Hoy, mientras visitaba la hermosa isla de Puerto Rico, y mientras pasaba por la ciudad de Bayamón, me encontré con el restaurant chino donde hace más de 18 años trabajé por varios veranos.
Desde que tenía la edad de 12 años y hasta los 16 años, mi padre tenía la costumbre de enviarme a Puerto Rico en los veranos a trabajar en el restaurant chino de mi Padrino Sam, para de esta manera enseñarme el valor del trabajo desde bien temprano en mi juventud. Recuerdo como anhelaba que terminara el año escolar y que mi padre me premiara con esos viajes (aunque en una ocasión debido a mis bajas notas no lo hizo).
Me encantaba Puerto Rico. Mientras trabajaba en el restaurante de mi padrino podía comer y beber todas las comidas y bebidas que ofrecían en el establecimiento sin pagar un centavo, y al final de la estadía mi padrino Sam me pagaba por todo el trabajo realizado en el verano y me llevaba a Plaza las Américas o cualquier otro mall a comprar lo que yo quisiera con el dinero que me había pagado (No era mucho dinero pero para mí era una fortuna).
Pero algo más sucedía en esos veranos. Era tan grande el vacio de amor que sentía por dentro, causado por el divorcio de mis padres y las heridas que esto había traído en mi niñez, que el simple trato amable de los empleados del restaurante y las personas que conocía en esta nación hacían que yo no quisiera regresar a mi país. De hecho lloraba cuando llegaba la hora de regresar a Santo Domingo, ya que no quería volver a mi hogar.
Al comparar aquellos días con el día de hoy, puedo darme cuenta de que algunas cosas han cambiado en estos últimos 18 años.
Ya el restaurante no pertenece a mi padrino, quien hace algunos años lo vendió para irse a vivir a Nueva York y emprender un negocio allá. Fue interesante entrar de nuevo al establecimiento y ver las mismas mesas de aquel entonces y la misma distribución del local, aunque tanto el mostrador y la cocina del restaurante los habían cambiado de sitio.

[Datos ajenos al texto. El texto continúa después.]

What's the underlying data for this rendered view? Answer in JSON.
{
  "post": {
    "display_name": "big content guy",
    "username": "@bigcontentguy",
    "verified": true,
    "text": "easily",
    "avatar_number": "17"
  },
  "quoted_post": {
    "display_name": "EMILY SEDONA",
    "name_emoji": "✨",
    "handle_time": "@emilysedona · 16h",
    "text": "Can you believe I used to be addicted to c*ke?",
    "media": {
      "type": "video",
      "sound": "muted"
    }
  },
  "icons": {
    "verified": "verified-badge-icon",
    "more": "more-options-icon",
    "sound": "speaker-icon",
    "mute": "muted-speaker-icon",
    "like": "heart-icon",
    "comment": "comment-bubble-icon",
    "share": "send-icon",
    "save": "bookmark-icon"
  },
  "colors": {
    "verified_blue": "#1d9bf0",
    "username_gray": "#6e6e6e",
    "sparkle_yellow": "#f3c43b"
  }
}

Por otra parte, ese vacío que sentía en mi juventud hoy no existe, ya que desde que entregué mi vida al señorío Jesucristo a la edad de 17 años de edad, EL se encargó de llenar ese vacío existencial que sentía dentro de mí y que ninguna cosa creada en este mundo podía satisfacer, a la vez de sanar todas las heridas que tenía en mi corazón.
Otra cosa que ha cambiado, es que a diferencia de aquella época donde no quería regresar a mi hogar, desde que llegué a esta nación he estado contando los días para regresar a mi esposa y mis hijos, los cuales extraño demasiado y sin los cuales me siento incompleto.
No obstante, al mirar hacia atrás y considerar los 18 años que han transcurrido, puedo darme cuenta de una cosa que no ha cambiado, y esta es que sigo siendo un hombre pecador necesitado de un Dios redentor. Mi hambre y necesidad por el Dios de la biblia no han cambiado aunque si mi relación con EL, ya que pasé de ser un enemigo a ser su hijo por medio de su obra redentora en la cruz.
Al considerar todo esto solo puedo quedar atónito al ver las misericordias y bondades que el Señor ha tenido conmigo en estos últimos 18 años, las cuales, sin yo merecerlo, ha derramado sobre mi por su propia y soberana elección.